The name "Oxton" means 'Ox farm/settlement', and was recorded in the Domesday Book as "Ositone". The lord of the manor in 1086 was Osbern D'Arques, who had received the manor of a 2 ploughlands area from the 1066 lord Alwin, and who was also tenant-in-chief to king William I. Also listed within Oxton is Ouston Farm, of 2 ploughlands and a meadow of 4 acre, which was under the lordship of Toki, son of Auti in 1066, and which passed to Fulco, son of Rainfrid in 1086 under William de Percy, the tenant-in-chief to William. Within the parish is the deserted medieval village of Oulston.
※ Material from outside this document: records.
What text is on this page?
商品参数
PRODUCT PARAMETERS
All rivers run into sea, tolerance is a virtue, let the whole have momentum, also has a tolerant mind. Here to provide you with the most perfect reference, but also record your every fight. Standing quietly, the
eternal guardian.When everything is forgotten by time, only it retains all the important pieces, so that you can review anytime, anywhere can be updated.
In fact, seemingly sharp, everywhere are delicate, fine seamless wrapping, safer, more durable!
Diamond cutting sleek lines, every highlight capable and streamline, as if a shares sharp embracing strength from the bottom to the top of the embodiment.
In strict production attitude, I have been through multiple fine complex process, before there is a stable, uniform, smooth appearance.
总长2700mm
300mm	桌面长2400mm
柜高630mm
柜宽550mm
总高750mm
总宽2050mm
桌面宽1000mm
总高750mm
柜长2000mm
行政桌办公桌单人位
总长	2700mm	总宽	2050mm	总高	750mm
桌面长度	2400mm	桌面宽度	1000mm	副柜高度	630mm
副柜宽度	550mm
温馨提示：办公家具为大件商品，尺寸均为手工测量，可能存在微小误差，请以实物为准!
Oxton was formerly a township in the parish of Tadcaster, and in 1866 became a civil parish in its own right. From 1974 to 2023 it was part of the Selby District, it is now administered by the unitary North Yorkshire Council.

There are two Grade II listed buildings in Oxton, the mid-18th-century Oxton Grange, and the early 18th-century Oxton Hall.